How do you take it on?

We broke down bacteria, and all of its constituent proteins, to try to find one protein -- an enzyme -- that was able to turn chromium-6 into chromium-3. We actually found one of these enzymes. What we're doing now is introducing a whole range of mutations into this enzyme, so basically just mimicking what would have happened through evolution. We've taken it out of the whole living cell, which is a really complicated system, and put just this one enzyme into the test tube, focusing on its ability to reduce chromate.

Normally when you have a selective pressure in evolution, it gets complicated by the fact that you have millions of other proteins and genes floating around inside the cell. So if you improve one quality, a lot of the time it's not going to make enough difference. A lot of positive changes will be lost throughout evolution. But here in a test tube we're focusing on just one gene, one protein and one activity. So, you have a lot more ability to select for the things that you really want. The simple view of evolution is that it happens through mutation in individual genes. So, you're basically accelerating the rate of evolution.

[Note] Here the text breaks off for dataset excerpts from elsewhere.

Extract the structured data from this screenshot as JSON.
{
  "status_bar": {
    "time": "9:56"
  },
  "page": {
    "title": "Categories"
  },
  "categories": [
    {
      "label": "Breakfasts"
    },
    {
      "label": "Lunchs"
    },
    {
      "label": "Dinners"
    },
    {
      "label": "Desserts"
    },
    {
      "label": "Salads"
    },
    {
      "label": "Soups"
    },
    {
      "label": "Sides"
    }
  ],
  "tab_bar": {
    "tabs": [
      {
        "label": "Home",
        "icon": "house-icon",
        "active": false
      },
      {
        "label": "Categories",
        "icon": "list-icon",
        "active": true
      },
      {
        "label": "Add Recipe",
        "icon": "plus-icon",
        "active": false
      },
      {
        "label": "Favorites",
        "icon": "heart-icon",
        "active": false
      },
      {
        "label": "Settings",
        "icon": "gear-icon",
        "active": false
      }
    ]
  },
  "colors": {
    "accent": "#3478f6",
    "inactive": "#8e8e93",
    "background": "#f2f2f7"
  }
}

What are some of the toxins that biotechnologists are trying to engineer new approaches to now?

Some of the toxins that are being worked on are associated largely with nuclear weapons production, and these heavy metals like chromium and uranium. A lot of times what you're looking at is containing these compounds, because they can be highly soluble and they can spread through soil and waterways. So, if you can at least make them insoluble and contain them, you've won a large part of the battle.

Another common problem is arsenic, which is used in the tanning and timber industries. Then, there are a whole pile of these things like dioxins or polyaromatic hydrocarbons, which are produced through a huge range of industries, like coal and oil.

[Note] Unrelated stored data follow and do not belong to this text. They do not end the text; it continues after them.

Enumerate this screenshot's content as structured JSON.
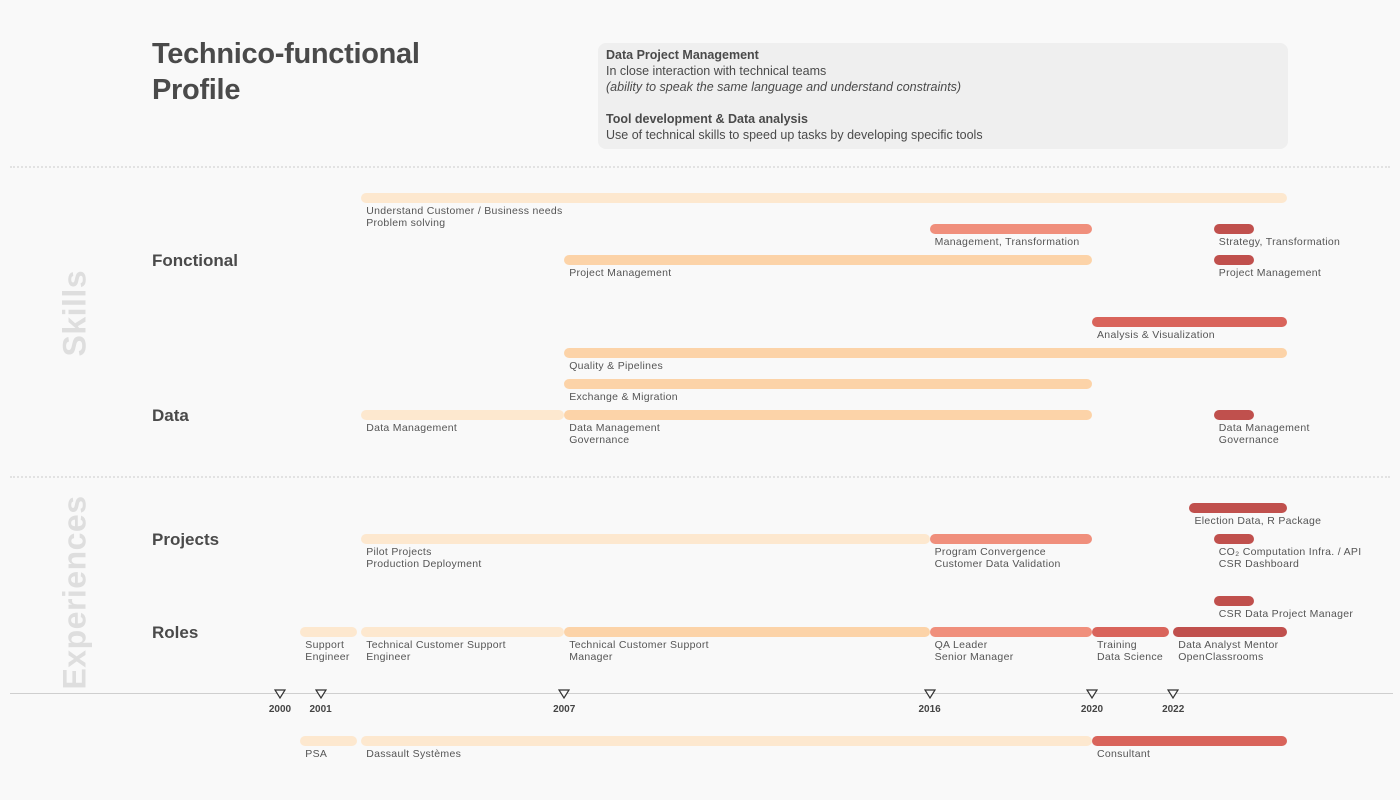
{
  "title": {
    "line1": "Technico-functional",
    "line2": "Profile"
  },
  "info": {
    "heading1": "Data Project Management",
    "line1": "In close interaction with technical teams",
    "line2": "(ability to speak the same language and understand constraints)",
    "heading2": "Tool development & Data analysis",
    "line3": "Use of technical skills to speed up tasks by developing specific tools"
  },
  "sections": {
    "skills": "Skills",
    "experiences": "Experiences"
  },
  "categories": {
    "fonctional": "Fonctional",
    "data": "Data",
    "projects": "Projects",
    "roles": "Roles"
  },
  "colors": {
    "pale": "#fde8cf",
    "light": "#fcd3a8",
    "salmon": "#f08f7c",
    "red": "#d9645b",
    "dark": "#c0504d"
  },
  "chart_data": {
    "type": "timeline",
    "axis": {
      "min": 1999.0,
      "max": 2026.0,
      "tick_years": [
        2000,
        2001,
        2007,
        2016,
        2020,
        2022
      ]
    },
    "bars": [
      {
        "group": "fonctional",
        "start": 2002.0,
        "end": 2024.8,
        "color": "pale",
        "label": [
          "Understand Customer / Business needs",
          "Problem solving"
        ]
      },
      {
        "group": "fonctional",
        "start": 2016.0,
        "end": 2020.0,
        "color": "salmon",
        "label": [
          "Management, Transformation"
        ]
      },
      {
        "group": "fonctional",
        "start": 2023.0,
        "end": 2024.0,
        "color": "dark",
        "label": [
          "Strategy, Transformation"
        ]
      },
      {
        "group": "fonctional",
        "start": 2007.0,
        "end": 2020.0,
        "color": "light",
        "label": [
          "Project Management"
        ]
      },
      {
        "group": "fonctional",
        "start": 2023.0,
        "end": 2024.0,
        "color": "dark",
        "label": [
          "Project Management"
        ]
      },
      {
        "group": "data",
        "start": 2020.0,
        "end": 2024.8,
        "color": "red",
        "label": [
          "Analysis & Visualization"
        ]
      },
      {
        "group": "data",
        "start": 2007.0,
        "end": 2024.8,
        "color": "light",
        "label": [
          "Quality & Pipelines"
        ]
      },
      {
        "group": "data",
        "start": 2007.0,
        "end": 2020.0,
        "color": "light",
        "label": [
          "Exchange & Migration"
        ]
      },
      {
        "group": "data",
        "start": 2002.0,
        "end": 2007.0,
        "color": "pale",
        "label": [
          "Data Management"
        ]
      },
      {
        "group": "data",
        "start": 2007.0,
        "end": 2020.0,
        "color": "light",
        "label": [
          "Data Management",
          "Governance"
        ]
      },
      {
        "group": "data",
        "start": 2023.0,
        "end": 2024.0,
        "color": "dark",
        "label": [
          "Data Management",
          "Governance"
        ]
      },
      {
        "group": "projects",
        "start": 2022.4,
        "end": 2024.8,
        "color": "dark",
        "label": [
          "Election Data, R Package"
        ]
      },
      {
        "group": "projects",
        "start": 2023.0,
        "end": 2024.0,
        "color": "dark",
        "label": [
          "CO₂ Computation Infra. / API",
          "CSR Dashboard"
        ]
      },
      {
        "group": "projects",
        "start": 2002.0,
        "end": 2016.0,
        "color": "pale",
        "label": [
          "Pilot Projects",
          "Production Deployment"
        ]
      },
      {
        "group": "projects",
        "start": 2016.0,
        "end": 2020.0,
        "color": "salmon",
        "label": [
          "Program Convergence",
          "Customer Data Validation"
        ]
      },
      {
        "group": "roles",
        "start": 2023.0,
        "end": 2024.0,
        "color": "dark",
        "label": [
          "CSR Data Project Manager"
        ]
      },
      {
        "group": "roles",
        "start": 2000.5,
        "end": 2001.9,
        "color": "pale",
        "label": [
          "Support",
          "Engineer"
        ]
      },
      {
        "group": "roles",
        "start": 2002.0,
        "end": 2007.0,
        "color": "pale",
        "label": [
          "Technical Customer Support",
          "Engineer"
        ]
      },
      {
        "group": "roles",
        "start": 2007.0,
        "end": 2016.0,
        "color": "light",
        "label": [
          "Technical Customer Support",
          "Manager"
        ]
      },
      {
        "group": "roles",
        "start": 2016.0,
        "end": 2020.0,
        "color": "salmon",
        "label": [
          "QA Leader",
          "Senior Manager"
        ]
      },
      {
        "group": "roles",
        "start": 2020.0,
        "end": 2021.9,
        "color": "red",
        "label": [
          "Training",
          "Data Science"
        ]
      },
      {
        "group": "roles",
        "start": 2022.0,
        "end": 2024.8,
        "color": "dark",
        "label": [
          "Data Analyst Mentor",
          "OpenClassrooms"
        ]
      },
      {
        "group": "companies",
        "start": 2000.5,
        "end": 2001.9,
        "color": "pale",
        "label": [
          "PSA"
        ]
      },
      {
        "group": "companies",
        "start": 2002.0,
        "end": 2020.0,
        "color": "pale",
        "label": [
          "Dassault Systèmes"
        ]
      },
      {
        "group": "companies",
        "start": 2020.0,
        "end": 2024.8,
        "color": "red",
        "label": [
          "Consultant"
        ]
      }
    ]
  }
}
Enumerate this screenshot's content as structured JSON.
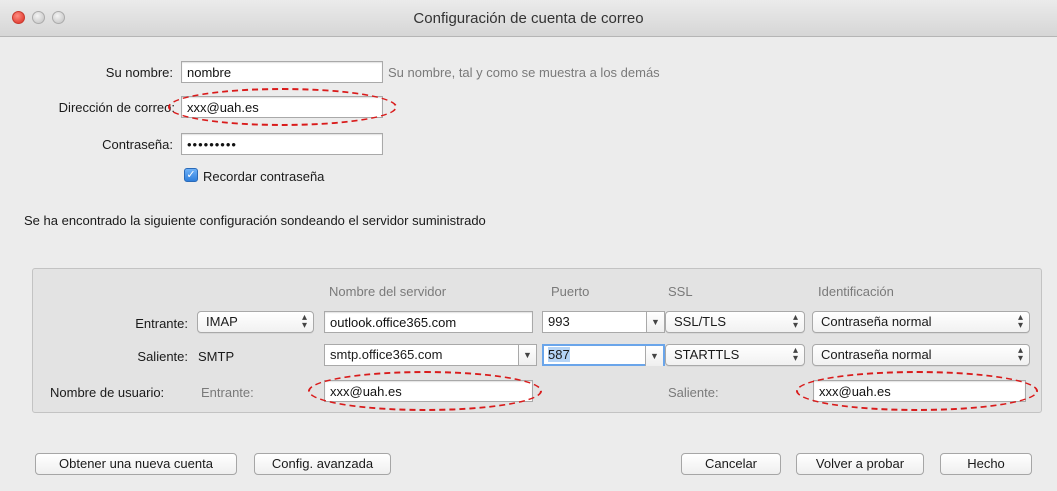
{
  "window": {
    "title": "Configuración de cuenta de correo"
  },
  "form": {
    "name_label": "Su nombre:",
    "name_value": "nombre",
    "name_hint": "Su nombre, tal y como se muestra a los demás",
    "email_label": "Dirección de correo:",
    "email_value": "xxx@uah.es",
    "password_label": "Contraseña:",
    "password_value": "•••••••••",
    "remember_label": "Recordar contraseña",
    "remember_checked": true
  },
  "status_text": "Se ha encontrado la siguiente configuración sondeando el servidor suministrado",
  "config": {
    "headers": {
      "server": "Nombre del servidor",
      "port": "Puerto",
      "ssl": "SSL",
      "auth": "Identificación"
    },
    "incoming": {
      "label": "Entrante:",
      "protocol": "IMAP",
      "server": "outlook.office365.com",
      "port": "993",
      "ssl": "SSL/TLS",
      "auth": "Contraseña normal"
    },
    "outgoing": {
      "label": "Saliente:",
      "protocol": "SMTP",
      "server": "smtp.office365.com",
      "port": "587",
      "ssl": "STARTTLS",
      "auth": "Contraseña normal"
    },
    "username": {
      "label": "Nombre de usuario:",
      "incoming_label": "Entrante:",
      "incoming_value": "xxx@uah.es",
      "outgoing_label": "Saliente:",
      "outgoing_value": "xxx@uah.es"
    }
  },
  "buttons": {
    "new_account": "Obtener una nueva cuenta",
    "advanced": "Config. avanzada",
    "cancel": "Cancelar",
    "retry": "Volver a probar",
    "done": "Hecho"
  },
  "colors": {
    "annotation": "#d91b1b",
    "focus": "#6aa5ea",
    "close_button": "#e5473c"
  },
  "icons": {
    "popup_arrows": "up-down-arrows-icon",
    "combo_arrow": "chevron-down-icon",
    "checkbox": "checkmark-icon"
  }
}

Why is this field growing right now?

For a long time, people thought that with nuclear waste it was fine to just dig a big hole in the ground and dump it in. But now people are realizing that the subterranean environment is a very dynamic environment. Just because you've covered something up, and you can't see it anymore, doesn't mean that it doesn't have a way of spreading and causing massive environmental damage. I guess we're trying to play catch-up for our previous lack of understanding over the last 50 years.

I have friends in Greenpeace who really can't make up their mind whether I'm a good person or a bad person, because I'm trying to clean up the environment, but I'm doing it with genetic engineering.


By Katharine Mieszkowski

Katharine Mieszkowski is a senior writer for Salon.